Your doors look quite flexible with respect to messages, you just need to have a two-way door option and you need to be able to get and set the open and locked properties. For example, a door can be locked (to prevent it being opened), but it is unlocked by using a swipe card, not a key. In fact, this might be an example where unlocking and opening happens at the same time, so you need to be able to set the open property and clear the locked property when you SWIPE CARD. Oh, and you need to be able to customise the description so that you can say whether the door is open or closed within the description. This means you need to be able to get those properties.

Host (4 edits)

You're welcome :-)

start_at = field
locations {
   field      : location "You are in a field." ;
   meadow     : location "You are in a meadow." ;
   river_bank : location "You are at a river bank." ;
}
connections {
   from, direction, to = [
      field,  east, meadow, 
      meadow, east, river_bank, 
   ]
}
objects {
   sparrow : scenery "a sparrow" ;
}
on_pre_describe {
   : if (is_just_entered ()) {
      : create "sparrow" ;
   }
}
(1 edit)

Is there a command to manually print the "You can also see..." line in Adventuron? (I can't remember off the top of my head)

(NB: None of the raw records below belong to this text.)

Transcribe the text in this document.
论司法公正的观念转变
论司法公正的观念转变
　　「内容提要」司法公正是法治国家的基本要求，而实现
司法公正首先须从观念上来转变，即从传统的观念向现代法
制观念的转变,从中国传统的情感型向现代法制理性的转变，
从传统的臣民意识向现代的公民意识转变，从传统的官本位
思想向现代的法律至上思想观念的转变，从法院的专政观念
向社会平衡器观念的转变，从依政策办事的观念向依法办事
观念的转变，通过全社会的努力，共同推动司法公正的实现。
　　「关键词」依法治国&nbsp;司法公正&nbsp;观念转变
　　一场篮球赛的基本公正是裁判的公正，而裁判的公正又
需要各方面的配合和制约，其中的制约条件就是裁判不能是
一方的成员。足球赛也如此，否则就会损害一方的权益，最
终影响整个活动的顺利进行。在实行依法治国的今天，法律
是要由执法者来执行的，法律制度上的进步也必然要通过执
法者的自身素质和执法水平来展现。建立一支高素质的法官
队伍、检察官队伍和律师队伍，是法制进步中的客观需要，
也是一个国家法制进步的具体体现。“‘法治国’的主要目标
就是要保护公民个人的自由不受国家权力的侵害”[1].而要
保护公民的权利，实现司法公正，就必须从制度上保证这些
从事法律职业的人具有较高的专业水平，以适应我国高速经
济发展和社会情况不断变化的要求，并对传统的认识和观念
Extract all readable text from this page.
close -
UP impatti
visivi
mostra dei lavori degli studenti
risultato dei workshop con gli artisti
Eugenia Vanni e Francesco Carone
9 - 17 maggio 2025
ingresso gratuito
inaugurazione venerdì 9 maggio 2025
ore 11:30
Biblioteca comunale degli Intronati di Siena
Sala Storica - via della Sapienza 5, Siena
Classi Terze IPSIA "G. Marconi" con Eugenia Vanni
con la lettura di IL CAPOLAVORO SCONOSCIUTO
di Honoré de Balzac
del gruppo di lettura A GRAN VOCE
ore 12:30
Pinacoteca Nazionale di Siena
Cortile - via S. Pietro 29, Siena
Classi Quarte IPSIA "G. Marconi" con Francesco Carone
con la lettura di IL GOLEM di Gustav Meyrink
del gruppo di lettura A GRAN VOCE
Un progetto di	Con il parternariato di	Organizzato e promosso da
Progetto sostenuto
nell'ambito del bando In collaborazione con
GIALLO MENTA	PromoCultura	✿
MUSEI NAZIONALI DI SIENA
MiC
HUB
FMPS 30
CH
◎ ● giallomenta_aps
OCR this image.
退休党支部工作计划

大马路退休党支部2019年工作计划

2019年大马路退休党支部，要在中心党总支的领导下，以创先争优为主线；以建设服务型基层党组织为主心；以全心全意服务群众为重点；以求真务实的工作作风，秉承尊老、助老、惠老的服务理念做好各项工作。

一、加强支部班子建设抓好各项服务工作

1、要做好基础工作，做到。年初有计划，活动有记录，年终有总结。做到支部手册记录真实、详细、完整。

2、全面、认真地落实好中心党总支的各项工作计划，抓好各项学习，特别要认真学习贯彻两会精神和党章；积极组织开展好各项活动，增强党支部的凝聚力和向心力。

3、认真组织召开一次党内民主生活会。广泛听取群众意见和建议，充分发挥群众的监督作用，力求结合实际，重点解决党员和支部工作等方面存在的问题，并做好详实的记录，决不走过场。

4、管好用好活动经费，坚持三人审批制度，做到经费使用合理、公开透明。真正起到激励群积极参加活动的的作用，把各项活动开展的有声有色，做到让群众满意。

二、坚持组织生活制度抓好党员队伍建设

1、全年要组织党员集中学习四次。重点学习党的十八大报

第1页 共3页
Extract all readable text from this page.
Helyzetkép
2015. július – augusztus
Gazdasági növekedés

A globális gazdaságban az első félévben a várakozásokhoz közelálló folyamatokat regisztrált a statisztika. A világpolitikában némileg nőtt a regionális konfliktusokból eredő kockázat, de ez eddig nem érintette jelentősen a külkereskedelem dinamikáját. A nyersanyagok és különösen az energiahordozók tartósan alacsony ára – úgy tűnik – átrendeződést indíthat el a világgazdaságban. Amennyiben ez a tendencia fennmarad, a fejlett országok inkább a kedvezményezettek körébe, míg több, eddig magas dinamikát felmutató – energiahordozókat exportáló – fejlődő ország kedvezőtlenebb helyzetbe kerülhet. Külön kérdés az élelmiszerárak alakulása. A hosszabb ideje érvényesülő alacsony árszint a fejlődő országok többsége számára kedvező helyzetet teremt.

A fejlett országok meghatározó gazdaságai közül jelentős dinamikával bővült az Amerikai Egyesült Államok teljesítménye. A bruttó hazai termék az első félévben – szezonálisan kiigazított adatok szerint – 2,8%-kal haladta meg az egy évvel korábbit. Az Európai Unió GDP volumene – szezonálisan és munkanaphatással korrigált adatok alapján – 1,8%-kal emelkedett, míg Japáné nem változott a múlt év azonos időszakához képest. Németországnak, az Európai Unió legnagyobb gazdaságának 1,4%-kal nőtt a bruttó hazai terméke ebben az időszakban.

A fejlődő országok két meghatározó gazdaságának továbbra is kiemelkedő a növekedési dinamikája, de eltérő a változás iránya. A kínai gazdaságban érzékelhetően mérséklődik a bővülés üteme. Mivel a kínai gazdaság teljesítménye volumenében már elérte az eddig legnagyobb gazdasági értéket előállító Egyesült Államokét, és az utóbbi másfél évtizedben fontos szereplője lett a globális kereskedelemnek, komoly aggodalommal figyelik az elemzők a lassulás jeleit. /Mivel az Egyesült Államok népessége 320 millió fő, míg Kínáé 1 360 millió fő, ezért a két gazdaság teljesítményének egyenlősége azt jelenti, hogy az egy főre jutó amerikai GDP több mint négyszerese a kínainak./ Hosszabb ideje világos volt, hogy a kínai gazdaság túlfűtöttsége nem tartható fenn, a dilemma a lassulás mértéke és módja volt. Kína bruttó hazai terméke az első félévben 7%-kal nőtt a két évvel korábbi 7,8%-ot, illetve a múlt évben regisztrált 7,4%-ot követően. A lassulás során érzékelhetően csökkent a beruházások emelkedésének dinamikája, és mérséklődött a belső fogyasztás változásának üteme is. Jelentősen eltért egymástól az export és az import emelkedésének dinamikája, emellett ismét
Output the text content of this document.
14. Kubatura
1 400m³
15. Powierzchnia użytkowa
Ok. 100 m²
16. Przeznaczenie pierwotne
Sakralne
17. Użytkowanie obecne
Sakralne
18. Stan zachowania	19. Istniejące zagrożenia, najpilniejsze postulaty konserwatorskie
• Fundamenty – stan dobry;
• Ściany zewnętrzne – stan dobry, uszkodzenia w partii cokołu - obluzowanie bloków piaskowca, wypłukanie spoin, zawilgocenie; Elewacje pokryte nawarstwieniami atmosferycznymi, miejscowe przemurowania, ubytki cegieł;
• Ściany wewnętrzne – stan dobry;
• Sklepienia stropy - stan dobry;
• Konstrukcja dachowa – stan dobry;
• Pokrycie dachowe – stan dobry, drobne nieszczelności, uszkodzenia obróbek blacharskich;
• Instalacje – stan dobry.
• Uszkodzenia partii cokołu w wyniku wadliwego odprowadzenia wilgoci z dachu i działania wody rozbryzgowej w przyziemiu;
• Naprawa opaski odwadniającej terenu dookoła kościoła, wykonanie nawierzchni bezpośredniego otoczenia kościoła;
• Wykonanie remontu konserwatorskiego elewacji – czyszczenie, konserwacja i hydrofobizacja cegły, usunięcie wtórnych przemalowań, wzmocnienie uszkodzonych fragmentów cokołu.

If so, or if there was, then another possible simple solution would be to drop the object list from the location format, and manually print it (on first enter) from the on_describe block, once all the object moving around stuff is done.

Host

Yes, you can print an object list for a location but I feel it's  easier to rely on the layout mechanism.

How I see it, the problem is really "how do I execute something before layout", not "how do I manually perform layout".

The suggested workaround will work, and once pre_describe {} is added, then the layout won't have a problem any more.

Submitted

Can you explain why the:

: match "n _" {
   : create "front_gate" target = "room02" ;
}

didn't fall through to the normal direction processing? I've actually got a test after the match statement (not shown here) and if the test fails, it falls through to the normal processing, but when I added the create, it didn't fall through. There is no done or return statement, so it should have continued with the normal processing.

Host (1 edit)

I just to say wrote a section of the document on masking, which is my (just before bedtime) quick demonstration of how overridding works in adventuron:

https://adventuron.io/docs/tut/#MaskingCommands

To be more specific as to your example:

: match "n _" {
   : create "front_gate" target = "room02" ;
}

If you perform ANY operation in response to something that might otherwise be handled by the system matching "n _" or "get _" or "drop _" etc, then the system will no longer handle the command. It's treated as if it's an override.

If statements are not statement that do anything themselves, they only decide what commands will be executed, and which will not (same with match, else_if, else).

 Only commands that actually do something or affect the game state are treated like overrides.

In your example, create is a command that affects the game state therefore because you put that inside your match, the direction is not handled by the system, it's treated as if you want to do the create INSTEAD of moving in the direction.

To flag that you still want to execute the system handler, you have to mask the commands that you want to execute in addition to the system handler. That's here the : mask {} command comes in. It's been in Adventuron for over a year, but you are the first person to figure out the need for it. You win some documentation. Much joy.

Maybe it's badly designed or counter intuitive, but this design is the design, for better or for worse. I hope you better understand the model now.

Submitted

Thank you. That explains it quite nicely. Now I also know what you were talking about when you mentioned masking somewhere. Now, if I need masking, I know how to do it.